# Audax UK website



## LeetleGreyCells (24 Jan 2020)

I submitted my entry for an Audax two days ago and for some reason the title is appearing in red and there’s a warning triangle near the date in the My Upcoming Events section. The other two audaxes I’ve entered don’t have this. What does it mean? 







Thanks in advance!


----------



## Racing roadkill (24 Jan 2020)

LeetleGreyCells said:


> I submitted my entry for an Audax two days ago and for some reason the title is appearing in red and there’s a warning triangle near the date in the My Upcoming Events section. The other two audaxes I’ve entered don’t have this. What does it mean?
> 
> View attachment 501821
> 
> ...


They’ve been made aware of possible issues with the route, when it’s due to take place, so keep ‘em peeled.


----------



## LeetleGreyCells (24 Jan 2020)

Racing roadkill said:


> They’ve been made aware of possible issues with the route, when it’s due to take place, so keep ‘em peeled.


Thanks! I came up with all sorts of reasons. I thought may be the organiser had to manually accept your entry or something.

Thanks again @Racing roadkill


----------



## Ian H (24 Jan 2020)

Racing roadkill said:


> They’ve been made aware of possible issues with the route, when it’s due to take place, so keep ‘em peeled.


Actually not. It just means some details have changed, in this case there's a new organiser.


----------



## Dogtrousers (24 Jan 2020)

Ian H said:


> Actually not. It just means some details have changed, in this case there's a new organiser.


Beat me to it.

Sometimes the old aukweb.net site is more informative that the new audax.uk one. The website migration project seems to have stalled with both sites live. Proper audaxers who are better informed than I am could probably comment.

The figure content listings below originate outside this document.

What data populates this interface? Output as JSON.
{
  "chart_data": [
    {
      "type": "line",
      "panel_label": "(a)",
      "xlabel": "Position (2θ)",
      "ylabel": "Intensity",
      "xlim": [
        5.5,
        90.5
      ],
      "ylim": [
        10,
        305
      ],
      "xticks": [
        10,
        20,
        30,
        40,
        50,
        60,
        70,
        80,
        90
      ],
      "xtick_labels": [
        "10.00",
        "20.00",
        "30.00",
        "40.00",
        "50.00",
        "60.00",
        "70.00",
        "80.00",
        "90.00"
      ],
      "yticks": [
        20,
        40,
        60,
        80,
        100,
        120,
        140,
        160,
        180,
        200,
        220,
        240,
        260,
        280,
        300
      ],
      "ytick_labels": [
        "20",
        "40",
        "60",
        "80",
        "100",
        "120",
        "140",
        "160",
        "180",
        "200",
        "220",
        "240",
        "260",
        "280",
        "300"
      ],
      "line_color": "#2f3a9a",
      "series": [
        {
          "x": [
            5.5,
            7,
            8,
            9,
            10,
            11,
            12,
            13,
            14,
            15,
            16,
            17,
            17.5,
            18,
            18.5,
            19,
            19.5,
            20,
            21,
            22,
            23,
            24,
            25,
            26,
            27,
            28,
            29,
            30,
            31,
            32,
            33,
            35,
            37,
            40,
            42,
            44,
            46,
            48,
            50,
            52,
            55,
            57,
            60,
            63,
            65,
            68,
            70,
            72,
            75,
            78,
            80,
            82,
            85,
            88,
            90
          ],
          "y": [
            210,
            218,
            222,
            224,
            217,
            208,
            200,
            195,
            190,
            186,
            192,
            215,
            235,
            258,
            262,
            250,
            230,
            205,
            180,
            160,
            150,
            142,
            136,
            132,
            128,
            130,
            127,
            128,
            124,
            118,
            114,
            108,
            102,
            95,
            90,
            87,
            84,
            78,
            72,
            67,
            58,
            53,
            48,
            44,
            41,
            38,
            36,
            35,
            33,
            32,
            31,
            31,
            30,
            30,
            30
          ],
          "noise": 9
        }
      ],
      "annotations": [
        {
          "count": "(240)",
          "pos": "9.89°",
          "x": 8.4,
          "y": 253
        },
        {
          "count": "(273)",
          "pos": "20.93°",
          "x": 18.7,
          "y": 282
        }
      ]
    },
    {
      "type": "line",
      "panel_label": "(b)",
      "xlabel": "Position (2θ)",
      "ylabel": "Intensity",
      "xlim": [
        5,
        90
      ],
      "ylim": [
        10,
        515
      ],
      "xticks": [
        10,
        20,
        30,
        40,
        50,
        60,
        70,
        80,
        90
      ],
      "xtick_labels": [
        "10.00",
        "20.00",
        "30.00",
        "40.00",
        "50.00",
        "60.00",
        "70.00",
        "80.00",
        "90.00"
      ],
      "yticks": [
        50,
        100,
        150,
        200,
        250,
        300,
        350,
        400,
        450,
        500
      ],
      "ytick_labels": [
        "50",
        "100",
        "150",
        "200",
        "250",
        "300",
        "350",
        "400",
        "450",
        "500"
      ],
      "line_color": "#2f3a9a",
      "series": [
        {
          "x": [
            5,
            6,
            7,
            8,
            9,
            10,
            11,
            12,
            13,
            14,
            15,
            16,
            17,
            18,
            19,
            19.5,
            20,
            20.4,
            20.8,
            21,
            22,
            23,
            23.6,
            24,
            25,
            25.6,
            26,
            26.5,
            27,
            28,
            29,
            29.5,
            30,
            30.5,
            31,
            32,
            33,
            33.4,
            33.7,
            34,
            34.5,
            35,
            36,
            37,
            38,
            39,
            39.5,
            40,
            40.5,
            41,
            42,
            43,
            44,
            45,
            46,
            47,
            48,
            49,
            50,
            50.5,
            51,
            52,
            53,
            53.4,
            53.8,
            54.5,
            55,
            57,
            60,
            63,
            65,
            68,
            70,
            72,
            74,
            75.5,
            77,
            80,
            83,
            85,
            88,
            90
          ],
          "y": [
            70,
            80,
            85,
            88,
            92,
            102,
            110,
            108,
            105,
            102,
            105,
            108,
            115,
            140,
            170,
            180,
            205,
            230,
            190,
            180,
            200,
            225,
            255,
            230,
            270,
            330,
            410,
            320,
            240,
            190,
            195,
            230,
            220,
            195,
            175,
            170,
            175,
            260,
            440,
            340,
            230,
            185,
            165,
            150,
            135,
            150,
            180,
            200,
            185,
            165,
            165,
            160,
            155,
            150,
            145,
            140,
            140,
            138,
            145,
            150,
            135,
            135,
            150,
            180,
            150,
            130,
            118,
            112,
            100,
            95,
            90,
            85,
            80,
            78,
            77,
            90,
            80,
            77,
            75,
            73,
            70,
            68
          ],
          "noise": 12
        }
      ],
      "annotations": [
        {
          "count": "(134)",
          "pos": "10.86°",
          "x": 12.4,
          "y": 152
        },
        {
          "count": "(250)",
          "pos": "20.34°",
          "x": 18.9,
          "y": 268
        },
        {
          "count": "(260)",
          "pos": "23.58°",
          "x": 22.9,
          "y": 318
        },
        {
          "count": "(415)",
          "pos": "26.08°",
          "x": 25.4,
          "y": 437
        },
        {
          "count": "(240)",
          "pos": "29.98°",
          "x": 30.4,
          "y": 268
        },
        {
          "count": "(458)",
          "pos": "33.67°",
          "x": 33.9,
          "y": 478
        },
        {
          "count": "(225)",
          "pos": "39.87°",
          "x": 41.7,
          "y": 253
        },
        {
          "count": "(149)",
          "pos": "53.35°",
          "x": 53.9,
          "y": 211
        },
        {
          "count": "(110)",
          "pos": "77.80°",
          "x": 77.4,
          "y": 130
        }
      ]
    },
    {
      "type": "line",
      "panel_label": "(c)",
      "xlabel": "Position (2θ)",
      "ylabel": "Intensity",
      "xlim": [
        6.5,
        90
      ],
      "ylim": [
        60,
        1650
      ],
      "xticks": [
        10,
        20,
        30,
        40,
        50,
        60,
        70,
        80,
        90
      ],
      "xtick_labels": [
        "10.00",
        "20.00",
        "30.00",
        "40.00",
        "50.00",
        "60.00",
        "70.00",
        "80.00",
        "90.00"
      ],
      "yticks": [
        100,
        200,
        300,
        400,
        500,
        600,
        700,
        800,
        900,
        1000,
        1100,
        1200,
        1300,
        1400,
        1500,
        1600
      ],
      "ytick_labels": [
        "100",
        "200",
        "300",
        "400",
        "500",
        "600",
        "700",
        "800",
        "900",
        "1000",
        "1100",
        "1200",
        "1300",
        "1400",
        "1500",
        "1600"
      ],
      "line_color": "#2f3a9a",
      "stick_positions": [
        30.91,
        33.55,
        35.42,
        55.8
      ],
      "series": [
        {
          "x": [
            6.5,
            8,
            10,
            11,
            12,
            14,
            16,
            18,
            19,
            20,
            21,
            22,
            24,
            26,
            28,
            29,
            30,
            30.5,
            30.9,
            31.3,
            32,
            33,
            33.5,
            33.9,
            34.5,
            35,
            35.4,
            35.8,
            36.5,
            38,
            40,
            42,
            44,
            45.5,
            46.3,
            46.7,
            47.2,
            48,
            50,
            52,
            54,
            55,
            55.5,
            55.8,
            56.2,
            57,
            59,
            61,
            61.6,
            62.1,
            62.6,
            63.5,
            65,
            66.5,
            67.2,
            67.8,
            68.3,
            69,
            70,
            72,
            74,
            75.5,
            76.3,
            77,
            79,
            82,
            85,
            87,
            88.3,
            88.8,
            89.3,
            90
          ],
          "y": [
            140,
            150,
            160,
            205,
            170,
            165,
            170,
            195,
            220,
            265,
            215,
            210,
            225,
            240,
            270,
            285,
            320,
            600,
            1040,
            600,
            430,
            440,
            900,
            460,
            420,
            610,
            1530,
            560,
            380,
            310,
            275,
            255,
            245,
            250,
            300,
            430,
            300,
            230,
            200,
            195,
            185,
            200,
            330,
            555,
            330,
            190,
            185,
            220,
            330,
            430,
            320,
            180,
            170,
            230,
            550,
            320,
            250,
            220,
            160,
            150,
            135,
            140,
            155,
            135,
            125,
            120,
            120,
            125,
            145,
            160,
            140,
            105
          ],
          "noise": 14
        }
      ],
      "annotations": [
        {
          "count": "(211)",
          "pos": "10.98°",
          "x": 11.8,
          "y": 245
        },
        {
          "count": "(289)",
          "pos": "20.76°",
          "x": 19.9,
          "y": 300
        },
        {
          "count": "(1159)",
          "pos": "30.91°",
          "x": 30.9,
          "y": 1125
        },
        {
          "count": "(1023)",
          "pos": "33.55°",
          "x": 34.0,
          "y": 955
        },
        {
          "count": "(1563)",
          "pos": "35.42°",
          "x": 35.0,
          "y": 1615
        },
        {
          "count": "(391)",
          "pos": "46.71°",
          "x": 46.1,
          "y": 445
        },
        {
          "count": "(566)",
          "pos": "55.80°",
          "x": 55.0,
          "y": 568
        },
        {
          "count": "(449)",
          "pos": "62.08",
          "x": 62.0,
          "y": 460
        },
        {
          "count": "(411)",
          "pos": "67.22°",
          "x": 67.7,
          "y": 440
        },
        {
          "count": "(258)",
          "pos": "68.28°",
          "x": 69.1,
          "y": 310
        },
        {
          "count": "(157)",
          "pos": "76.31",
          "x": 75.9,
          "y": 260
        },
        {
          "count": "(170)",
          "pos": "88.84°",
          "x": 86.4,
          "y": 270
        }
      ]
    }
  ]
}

http://www.aukweb.net/events/detail/20-812/ says 
*U* This is an updated event - these details have changed in some significant way, relative to previously published information
Change of Organiser 

https://www.audax.uk/event-details?eventId=7939 says 
This is an updated event - these details have changed in some significant way, relative to previously published information

But doesn't mention the specific change.


----------



## LeetleGreyCells (24 Jan 2020)

Thanks @Ian H and @Dogtrousers - I had seen there were two sites and chose to use one for simplicity (the new one). I think in future as the old site appears more informative I will stick with that. I had seen when entering an event that it takes you to the old site to register online anyway.


----------



## Ian H (24 Jan 2020)

Currently the new site merely extracts information from the old one.


----------